The Saturday silence of the tills in Clerys is matched only by the determined silence of D2 Private and Cheyne Capital Management, the new owners of the department store. Hundreds of jobs will be lost in the liquidation and sacked workers – some of whom served the firm for more than 40 years – will receive only statutory redundancy.
In this gloomy scenario, we have heard nothing at all from D2 Private or its principal Deirdre Foley and nothing either from Cheyne, an investment house specialising in property, debt and equity.
The liquidation was promptly set in train when their joint vehicle Natrium acquired Clerys from Gordon Brothers, the Boston firm, which bought the struggling store from receivers in 2012.

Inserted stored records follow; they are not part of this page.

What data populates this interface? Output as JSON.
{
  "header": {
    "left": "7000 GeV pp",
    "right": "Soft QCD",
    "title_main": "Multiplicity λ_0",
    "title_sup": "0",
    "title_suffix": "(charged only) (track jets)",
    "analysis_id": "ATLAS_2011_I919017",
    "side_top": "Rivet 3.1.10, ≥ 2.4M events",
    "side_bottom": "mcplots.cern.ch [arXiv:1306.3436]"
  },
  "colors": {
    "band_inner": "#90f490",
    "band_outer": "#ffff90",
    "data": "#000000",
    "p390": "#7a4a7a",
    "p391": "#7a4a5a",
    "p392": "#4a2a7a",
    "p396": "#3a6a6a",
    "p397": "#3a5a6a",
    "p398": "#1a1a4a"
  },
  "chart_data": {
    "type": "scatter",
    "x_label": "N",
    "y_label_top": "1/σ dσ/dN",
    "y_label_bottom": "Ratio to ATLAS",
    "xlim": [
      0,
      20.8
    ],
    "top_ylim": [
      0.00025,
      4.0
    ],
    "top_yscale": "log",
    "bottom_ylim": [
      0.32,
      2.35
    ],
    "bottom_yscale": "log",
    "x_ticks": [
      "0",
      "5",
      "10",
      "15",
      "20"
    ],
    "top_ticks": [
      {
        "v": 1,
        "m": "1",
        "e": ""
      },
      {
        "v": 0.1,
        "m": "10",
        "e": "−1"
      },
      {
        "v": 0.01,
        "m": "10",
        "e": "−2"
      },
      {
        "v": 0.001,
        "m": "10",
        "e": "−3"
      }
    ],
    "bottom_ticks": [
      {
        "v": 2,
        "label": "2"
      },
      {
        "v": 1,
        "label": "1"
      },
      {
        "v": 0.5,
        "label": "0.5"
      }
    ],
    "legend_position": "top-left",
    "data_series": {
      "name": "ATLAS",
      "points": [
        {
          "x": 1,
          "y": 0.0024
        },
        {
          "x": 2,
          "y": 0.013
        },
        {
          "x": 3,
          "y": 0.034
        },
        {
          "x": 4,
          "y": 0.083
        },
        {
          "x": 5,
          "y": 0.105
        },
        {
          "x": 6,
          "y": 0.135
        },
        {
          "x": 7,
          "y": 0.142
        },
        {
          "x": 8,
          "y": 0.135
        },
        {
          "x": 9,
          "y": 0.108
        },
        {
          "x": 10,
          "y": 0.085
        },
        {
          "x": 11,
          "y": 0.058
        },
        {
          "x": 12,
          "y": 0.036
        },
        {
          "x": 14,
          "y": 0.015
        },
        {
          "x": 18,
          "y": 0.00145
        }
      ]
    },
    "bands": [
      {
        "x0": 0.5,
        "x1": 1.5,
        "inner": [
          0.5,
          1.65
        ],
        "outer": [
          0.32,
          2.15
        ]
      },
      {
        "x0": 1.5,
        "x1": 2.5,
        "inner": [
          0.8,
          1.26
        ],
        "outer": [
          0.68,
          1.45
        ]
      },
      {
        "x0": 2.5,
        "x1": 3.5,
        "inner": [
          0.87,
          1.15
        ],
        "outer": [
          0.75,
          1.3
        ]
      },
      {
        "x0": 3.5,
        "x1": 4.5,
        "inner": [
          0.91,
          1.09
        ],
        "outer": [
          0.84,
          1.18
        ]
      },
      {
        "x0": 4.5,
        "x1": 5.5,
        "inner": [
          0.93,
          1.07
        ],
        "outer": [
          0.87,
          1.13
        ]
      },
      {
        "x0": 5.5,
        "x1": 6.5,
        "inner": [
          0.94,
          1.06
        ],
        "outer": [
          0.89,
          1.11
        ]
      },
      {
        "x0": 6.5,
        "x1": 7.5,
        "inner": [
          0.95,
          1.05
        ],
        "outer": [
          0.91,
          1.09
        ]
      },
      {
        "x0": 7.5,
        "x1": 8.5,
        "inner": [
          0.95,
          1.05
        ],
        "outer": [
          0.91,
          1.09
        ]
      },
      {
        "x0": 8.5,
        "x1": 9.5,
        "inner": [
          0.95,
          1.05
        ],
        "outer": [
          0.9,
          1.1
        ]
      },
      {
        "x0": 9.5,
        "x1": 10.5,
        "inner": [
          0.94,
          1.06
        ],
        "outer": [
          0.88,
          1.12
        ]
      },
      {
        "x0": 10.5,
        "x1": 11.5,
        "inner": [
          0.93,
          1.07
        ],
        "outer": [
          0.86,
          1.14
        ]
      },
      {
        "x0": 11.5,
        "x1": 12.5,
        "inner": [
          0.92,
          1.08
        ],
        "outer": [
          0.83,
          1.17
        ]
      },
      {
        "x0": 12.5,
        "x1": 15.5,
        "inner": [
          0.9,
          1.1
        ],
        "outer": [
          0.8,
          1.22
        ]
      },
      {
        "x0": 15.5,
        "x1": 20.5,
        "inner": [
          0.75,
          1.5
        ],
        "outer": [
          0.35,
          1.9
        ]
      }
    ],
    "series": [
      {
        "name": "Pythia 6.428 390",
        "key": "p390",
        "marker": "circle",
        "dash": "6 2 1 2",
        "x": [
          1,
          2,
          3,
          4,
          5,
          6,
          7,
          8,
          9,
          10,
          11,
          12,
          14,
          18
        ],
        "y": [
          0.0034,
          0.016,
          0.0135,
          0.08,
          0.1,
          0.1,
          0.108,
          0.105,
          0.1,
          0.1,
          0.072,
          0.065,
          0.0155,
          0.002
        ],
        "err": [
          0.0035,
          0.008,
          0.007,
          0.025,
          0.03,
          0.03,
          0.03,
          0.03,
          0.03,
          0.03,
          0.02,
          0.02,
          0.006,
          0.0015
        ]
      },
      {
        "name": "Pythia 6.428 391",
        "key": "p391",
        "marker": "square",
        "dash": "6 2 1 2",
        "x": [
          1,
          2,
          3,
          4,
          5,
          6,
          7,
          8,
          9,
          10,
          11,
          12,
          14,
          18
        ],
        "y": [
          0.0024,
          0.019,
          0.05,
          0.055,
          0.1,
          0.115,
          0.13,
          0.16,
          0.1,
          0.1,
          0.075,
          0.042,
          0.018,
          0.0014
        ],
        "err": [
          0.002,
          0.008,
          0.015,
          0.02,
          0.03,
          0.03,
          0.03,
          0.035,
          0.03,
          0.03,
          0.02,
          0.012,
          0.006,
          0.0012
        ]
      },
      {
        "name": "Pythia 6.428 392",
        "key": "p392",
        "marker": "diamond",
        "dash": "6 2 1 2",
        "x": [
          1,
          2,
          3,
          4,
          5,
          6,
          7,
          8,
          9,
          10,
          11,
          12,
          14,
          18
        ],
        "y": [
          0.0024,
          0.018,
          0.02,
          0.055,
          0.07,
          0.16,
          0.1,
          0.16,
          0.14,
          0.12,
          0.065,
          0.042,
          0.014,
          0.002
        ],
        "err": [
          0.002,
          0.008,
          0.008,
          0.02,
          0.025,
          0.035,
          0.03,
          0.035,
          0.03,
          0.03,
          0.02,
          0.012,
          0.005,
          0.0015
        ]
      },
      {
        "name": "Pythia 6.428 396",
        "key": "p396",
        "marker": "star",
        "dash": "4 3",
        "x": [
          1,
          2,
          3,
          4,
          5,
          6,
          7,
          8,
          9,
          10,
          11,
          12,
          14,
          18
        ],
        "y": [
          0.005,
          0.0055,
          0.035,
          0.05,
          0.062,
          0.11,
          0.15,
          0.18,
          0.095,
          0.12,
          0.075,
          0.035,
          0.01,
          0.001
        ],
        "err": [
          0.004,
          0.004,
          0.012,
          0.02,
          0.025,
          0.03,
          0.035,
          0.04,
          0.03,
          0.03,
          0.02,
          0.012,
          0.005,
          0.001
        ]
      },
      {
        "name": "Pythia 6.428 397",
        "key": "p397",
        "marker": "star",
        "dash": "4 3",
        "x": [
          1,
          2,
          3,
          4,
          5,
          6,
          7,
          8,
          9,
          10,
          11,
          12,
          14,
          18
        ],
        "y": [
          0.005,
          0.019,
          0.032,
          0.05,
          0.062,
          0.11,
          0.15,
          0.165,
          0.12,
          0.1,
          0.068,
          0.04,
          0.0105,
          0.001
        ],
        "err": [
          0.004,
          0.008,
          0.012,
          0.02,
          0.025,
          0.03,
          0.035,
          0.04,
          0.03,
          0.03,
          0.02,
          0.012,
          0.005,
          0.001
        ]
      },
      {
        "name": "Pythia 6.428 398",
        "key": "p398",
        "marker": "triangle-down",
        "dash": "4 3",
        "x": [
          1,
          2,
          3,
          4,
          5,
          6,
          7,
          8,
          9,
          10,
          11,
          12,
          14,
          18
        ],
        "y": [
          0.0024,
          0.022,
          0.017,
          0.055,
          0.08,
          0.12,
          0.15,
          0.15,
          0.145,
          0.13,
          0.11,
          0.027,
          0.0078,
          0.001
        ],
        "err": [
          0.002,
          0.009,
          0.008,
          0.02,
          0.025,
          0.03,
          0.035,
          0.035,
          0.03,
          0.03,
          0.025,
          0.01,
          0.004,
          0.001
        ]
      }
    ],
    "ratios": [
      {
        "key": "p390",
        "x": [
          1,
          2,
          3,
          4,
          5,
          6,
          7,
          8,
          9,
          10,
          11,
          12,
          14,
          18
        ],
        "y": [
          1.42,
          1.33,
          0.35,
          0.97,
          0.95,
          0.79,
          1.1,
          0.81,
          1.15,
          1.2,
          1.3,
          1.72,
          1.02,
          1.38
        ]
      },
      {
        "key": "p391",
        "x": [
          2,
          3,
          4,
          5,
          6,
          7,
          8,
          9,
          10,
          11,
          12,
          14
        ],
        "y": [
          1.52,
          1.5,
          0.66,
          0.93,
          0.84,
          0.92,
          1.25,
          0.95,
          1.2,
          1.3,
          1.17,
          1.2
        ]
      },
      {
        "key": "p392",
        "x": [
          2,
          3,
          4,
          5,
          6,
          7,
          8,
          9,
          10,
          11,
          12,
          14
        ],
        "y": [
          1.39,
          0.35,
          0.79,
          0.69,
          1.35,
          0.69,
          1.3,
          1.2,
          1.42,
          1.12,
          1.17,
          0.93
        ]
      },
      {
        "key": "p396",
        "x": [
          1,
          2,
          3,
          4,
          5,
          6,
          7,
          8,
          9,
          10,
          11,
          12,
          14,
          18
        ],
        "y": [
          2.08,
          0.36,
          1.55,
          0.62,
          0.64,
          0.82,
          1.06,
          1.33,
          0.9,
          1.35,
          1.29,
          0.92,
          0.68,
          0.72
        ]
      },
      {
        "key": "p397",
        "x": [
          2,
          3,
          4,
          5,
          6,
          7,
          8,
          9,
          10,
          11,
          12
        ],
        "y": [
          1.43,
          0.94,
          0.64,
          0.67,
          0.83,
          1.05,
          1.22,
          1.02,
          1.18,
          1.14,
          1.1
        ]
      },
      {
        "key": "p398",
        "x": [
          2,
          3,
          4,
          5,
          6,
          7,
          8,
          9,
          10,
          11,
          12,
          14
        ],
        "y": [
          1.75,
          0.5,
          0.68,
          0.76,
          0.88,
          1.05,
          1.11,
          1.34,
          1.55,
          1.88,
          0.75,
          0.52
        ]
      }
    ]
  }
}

Ireland’s economic landscape has been transformed since then, but Clerys’ fortunes as a retailer have not.
That is not to say, however, that the historic property is without prospects. The opposite is the case. Thus the arrival on the scene of D2 Private and Cheyne smacks of nothing other than an unvarnished property play, with the iconic Clerys’ building on O’Connell Street the glittering prize and the staff who toiled there the collateral damage.
No other conclusion can be drawn from Natrium’s immediate removal of the operating business to a London-based insolvency practitioner for €1 and the subsequent approach to the High Court. Natrium, indeed, is described as a “real estate company” in the minimalist Gordon Brothers statement on the transaction, which did not disclose the price at which the business was sold. Atlanta firm Quadrant Real Estate provided financing but we don’t know how much.
It’s quite a sorry demise for the store, its windows shuttered yesterday evening after a hasty meeting with staff. A landmark for generations of Dubliners is gone.